The digital mechanism behind those checks was the Mir information system, an extremely expensive product of an earlier drive to digitize the passport details and border crossing records of Russian citizens. But that same system was in 2020 found to be seriously lacking by the Accounts Chamber, the state auditor: it was not even always accurate in recording people’s biological sex, never mind details such as changes of surname. There is no reason to believe that this system will perform better next time it is tested.

The fifth and final category of information is grounds for exemption from conscription, ranging from university studies to disability and other health conditions. Disability records will be relatively straightforward to integrate using Pension Fund data on welfare payments, but health and education details will not. Collecting, standardizing, and processing education data in coordination with thousands of educational institutions will be impossible in such a short period of time. Accomplishing the same with health records will face the added challenge of laws on patient confidentiality.

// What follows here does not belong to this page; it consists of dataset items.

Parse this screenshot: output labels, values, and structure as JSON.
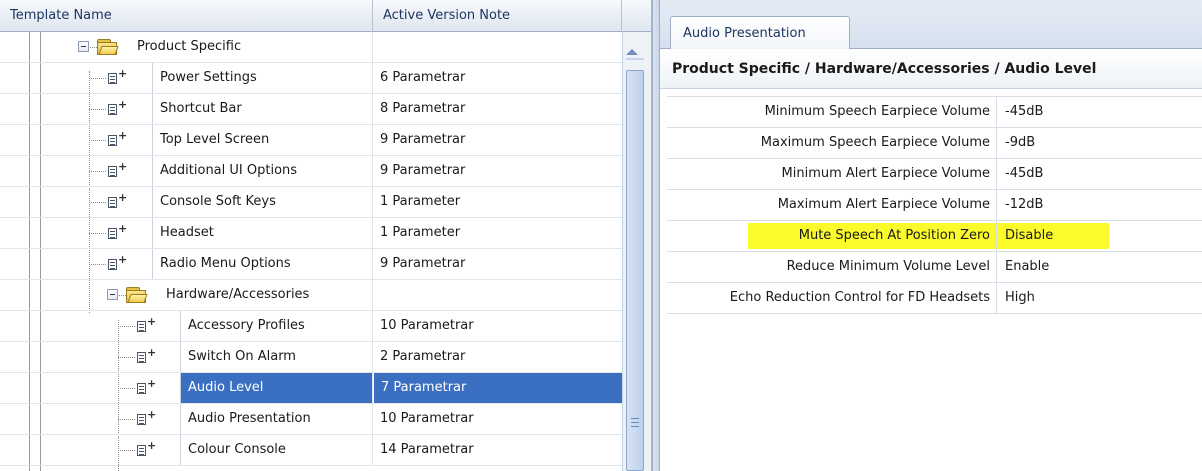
{
  "left": {
    "columns": {
      "name": "Template Name",
      "note": "Active Version Note"
    },
    "rows": [
      {
        "label": "Product Specific",
        "note": "",
        "kind": "folder",
        "level": 1
      },
      {
        "label": "Power Settings",
        "note": "6 Parametrar",
        "kind": "leaf",
        "level": 2
      },
      {
        "label": "Shortcut Bar",
        "note": "8 Parametrar",
        "kind": "leaf",
        "level": 2
      },
      {
        "label": "Top Level Screen",
        "note": "9 Parametrar",
        "kind": "leaf",
        "level": 2
      },
      {
        "label": "Additional UI Options",
        "note": "9 Parametrar",
        "kind": "leaf",
        "level": 2
      },
      {
        "label": "Console Soft Keys",
        "note": "1 Parameter",
        "kind": "leaf",
        "level": 2
      },
      {
        "label": "Headset",
        "note": "1 Parameter",
        "kind": "leaf",
        "level": 2
      },
      {
        "label": "Radio Menu Options",
        "note": "9 Parametrar",
        "kind": "leaf",
        "level": 2
      },
      {
        "label": "Hardware/Accessories",
        "note": "",
        "kind": "folder",
        "level": 2
      },
      {
        "label": "Accessory Profiles",
        "note": "10 Parametrar",
        "kind": "leaf",
        "level": 3
      },
      {
        "label": "Switch On Alarm",
        "note": "2 Parametrar",
        "kind": "leaf",
        "level": 3
      },
      {
        "label": "Audio Level",
        "note": "7 Parametrar",
        "kind": "leaf",
        "level": 3,
        "selected": true
      },
      {
        "label": "Audio Presentation",
        "note": "10 Parametrar",
        "kind": "leaf",
        "level": 3
      },
      {
        "label": "Colour Console",
        "note": "14 Parametrar",
        "kind": "leaf",
        "level": 3
      }
    ]
  },
  "right": {
    "tab_label": "Audio Presentation",
    "section_title": "Product Specific / Hardware/Accessories / Audio Level",
    "properties": [
      {
        "name": "Minimum Speech Earpiece Volume",
        "value": "-45dB"
      },
      {
        "name": "Maximum Speech Earpiece Volume",
        "value": "-9dB"
      },
      {
        "name": "Minimum Alert Earpiece Volume",
        "value": "-45dB"
      },
      {
        "name": "Maximum Alert Earpiece Volume",
        "value": "-12dB"
      },
      {
        "name": "Mute Speech At Position Zero",
        "value": "Disable",
        "highlighted": true
      },
      {
        "name": "Reduce Minimum Volume Level",
        "value": "Enable"
      },
      {
        "name": "Echo Reduction Control for FD Headsets",
        "value": "High"
      }
    ],
    "highlight_color": "#fbfb2c"
  },
  "colors": {
    "selection": "#3a6fc2",
    "header_text": "#1d3660"
  }
}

The government may well push these problems onto those facing conscription, requiring them to provide enlistment offices with documents supporting their cases for exemption. Yet in the fall, some IT specialists arrived at enlistment offices with proof of their exemption only to find themselves dispatched to the front anyway.

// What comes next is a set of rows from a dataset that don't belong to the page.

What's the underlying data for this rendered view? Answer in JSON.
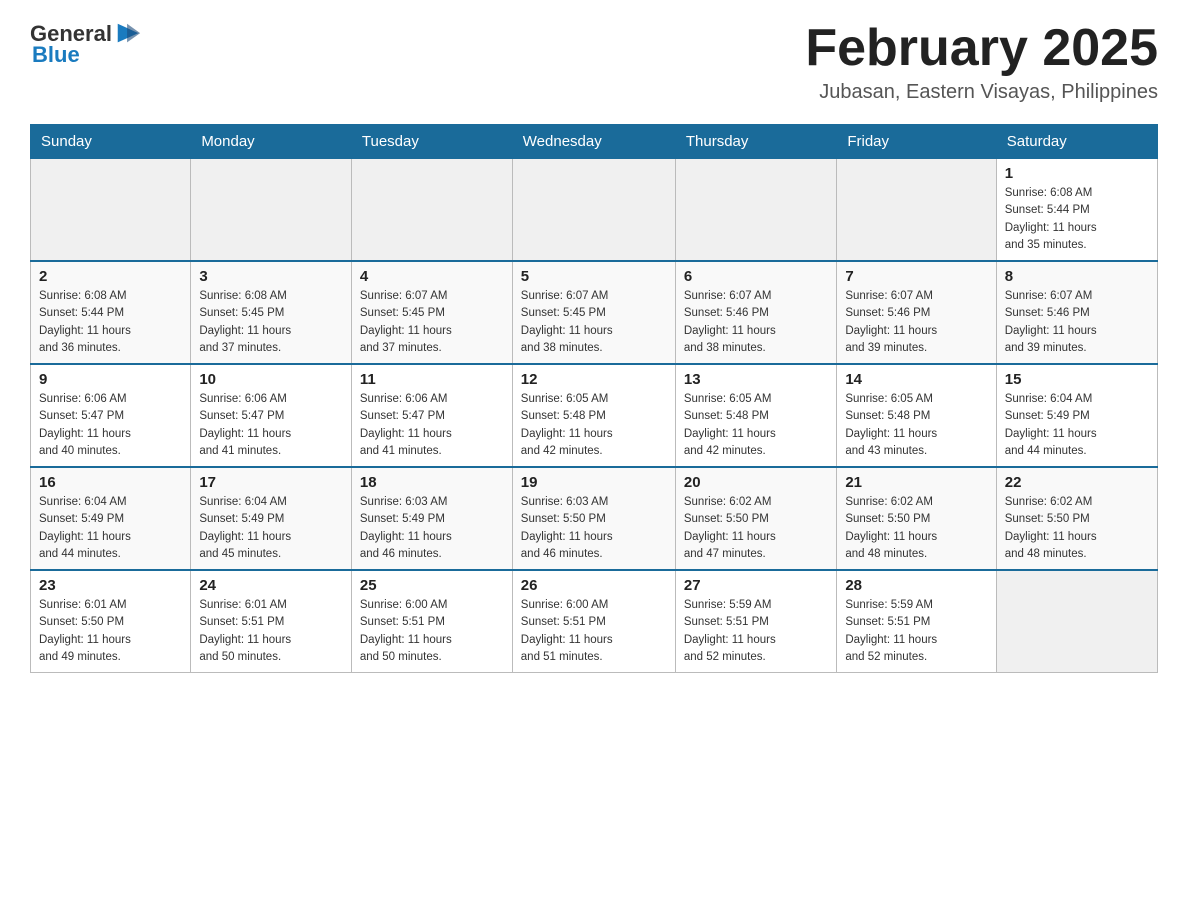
{
  "header": {
    "logo_general": "General",
    "logo_blue": "Blue",
    "month_title": "February 2025",
    "location": "Jubasan, Eastern Visayas, Philippines"
  },
  "days_of_week": [
    "Sunday",
    "Monday",
    "Tuesday",
    "Wednesday",
    "Thursday",
    "Friday",
    "Saturday"
  ],
  "weeks": [
    [
      {
        "day": "",
        "info": ""
      },
      {
        "day": "",
        "info": ""
      },
      {
        "day": "",
        "info": ""
      },
      {
        "day": "",
        "info": ""
      },
      {
        "day": "",
        "info": ""
      },
      {
        "day": "",
        "info": ""
      },
      {
        "day": "1",
        "info": "Sunrise: 6:08 AM\nSunset: 5:44 PM\nDaylight: 11 hours\nand 35 minutes."
      }
    ],
    [
      {
        "day": "2",
        "info": "Sunrise: 6:08 AM\nSunset: 5:44 PM\nDaylight: 11 hours\nand 36 minutes."
      },
      {
        "day": "3",
        "info": "Sunrise: 6:08 AM\nSunset: 5:45 PM\nDaylight: 11 hours\nand 37 minutes."
      },
      {
        "day": "4",
        "info": "Sunrise: 6:07 AM\nSunset: 5:45 PM\nDaylight: 11 hours\nand 37 minutes."
      },
      {
        "day": "5",
        "info": "Sunrise: 6:07 AM\nSunset: 5:45 PM\nDaylight: 11 hours\nand 38 minutes."
      },
      {
        "day": "6",
        "info": "Sunrise: 6:07 AM\nSunset: 5:46 PM\nDaylight: 11 hours\nand 38 minutes."
      },
      {
        "day": "7",
        "info": "Sunrise: 6:07 AM\nSunset: 5:46 PM\nDaylight: 11 hours\nand 39 minutes."
      },
      {
        "day": "8",
        "info": "Sunrise: 6:07 AM\nSunset: 5:46 PM\nDaylight: 11 hours\nand 39 minutes."
      }
    ],
    [
      {
        "day": "9",
        "info": "Sunrise: 6:06 AM\nSunset: 5:47 PM\nDaylight: 11 hours\nand 40 minutes."
      },
      {
        "day": "10",
        "info": "Sunrise: 6:06 AM\nSunset: 5:47 PM\nDaylight: 11 hours\nand 41 minutes."
      },
      {
        "day": "11",
        "info": "Sunrise: 6:06 AM\nSunset: 5:47 PM\nDaylight: 11 hours\nand 41 minutes."
      },
      {
        "day": "12",
        "info": "Sunrise: 6:05 AM\nSunset: 5:48 PM\nDaylight: 11 hours\nand 42 minutes."
      },
      {
        "day": "13",
        "info": "Sunrise: 6:05 AM\nSunset: 5:48 PM\nDaylight: 11 hours\nand 42 minutes."
      },
      {
        "day": "14",
        "info": "Sunrise: 6:05 AM\nSunset: 5:48 PM\nDaylight: 11 hours\nand 43 minutes."
      },
      {
        "day": "15",
        "info": "Sunrise: 6:04 AM\nSunset: 5:49 PM\nDaylight: 11 hours\nand 44 minutes."
      }
    ],
    [
      {
        "day": "16",
        "info": "Sunrise: 6:04 AM\nSunset: 5:49 PM\nDaylight: 11 hours\nand 44 minutes."
      },
      {
        "day": "17",
        "info": "Sunrise: 6:04 AM\nSunset: 5:49 PM\nDaylight: 11 hours\nand 45 minutes."
      },
      {
        "day": "18",
        "info": "Sunrise: 6:03 AM\nSunset: 5:49 PM\nDaylight: 11 hours\nand 46 minutes."
      },
      {
        "day": "19",
        "info": "Sunrise: 6:03 AM\nSunset: 5:50 PM\nDaylight: 11 hours\nand 46 minutes."
      },
      {
        "day": "20",
        "info": "Sunrise: 6:02 AM\nSunset: 5:50 PM\nDaylight: 11 hours\nand 47 minutes."
      },
      {
        "day": "21",
        "info": "Sunrise: 6:02 AM\nSunset: 5:50 PM\nDaylight: 11 hours\nand 48 minutes."
      },
      {
        "day": "22",
        "info": "Sunrise: 6:02 AM\nSunset: 5:50 PM\nDaylight: 11 hours\nand 48 minutes."
      }
    ],
    [
      {
        "day": "23",
        "info": "Sunrise: 6:01 AM\nSunset: 5:50 PM\nDaylight: 11 hours\nand 49 minutes."
      },
      {
        "day": "24",
        "info": "Sunrise: 6:01 AM\nSunset: 5:51 PM\nDaylight: 11 hours\nand 50 minutes."
      },
      {
        "day": "25",
        "info": "Sunrise: 6:00 AM\nSunset: 5:51 PM\nDaylight: 11 hours\nand 50 minutes."
      },
      {
        "day": "26",
        "info": "Sunrise: 6:00 AM\nSunset: 5:51 PM\nDaylight: 11 hours\nand 51 minutes."
      },
      {
        "day": "27",
        "info": "Sunrise: 5:59 AM\nSunset: 5:51 PM\nDaylight: 11 hours\nand 52 minutes."
      },
      {
        "day": "28",
        "info": "Sunrise: 5:59 AM\nSunset: 5:51 PM\nDaylight: 11 hours\nand 52 minutes."
      },
      {
        "day": "",
        "info": ""
      }
    ]
  ]
}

Ultimately, the main obstacle to the database’s creation is not poor government data or the challenge of integrating public records. It is the infighting within the state, where many institutions are reluctant to allow their information systems to be absorbed into a super-database. After all, that would mean an end to the awarding of contracts for hundreds of IT systems created for a specific function for those agencies: contracts that are currently given to favored suppliers as part of a rents chain. In addition, holding their own data helps these agencies to prove to Russia’s leadership that they are essential.

The security services are particularly protective of their records, hiding behind their classification to avoid taking part in data integration efforts. They may, however, see the creation of the database as an opportunity to appropriate others’ information systems.

Institutions have already started arguing over who is responsible for the project’s execution. Yet regardless of whether the architect turns out to be the FSB, the Federal Tax Service, or the Digital Development Ministry, tight deadlines and the difficulty of the task mean there is little chance of the database delivering results.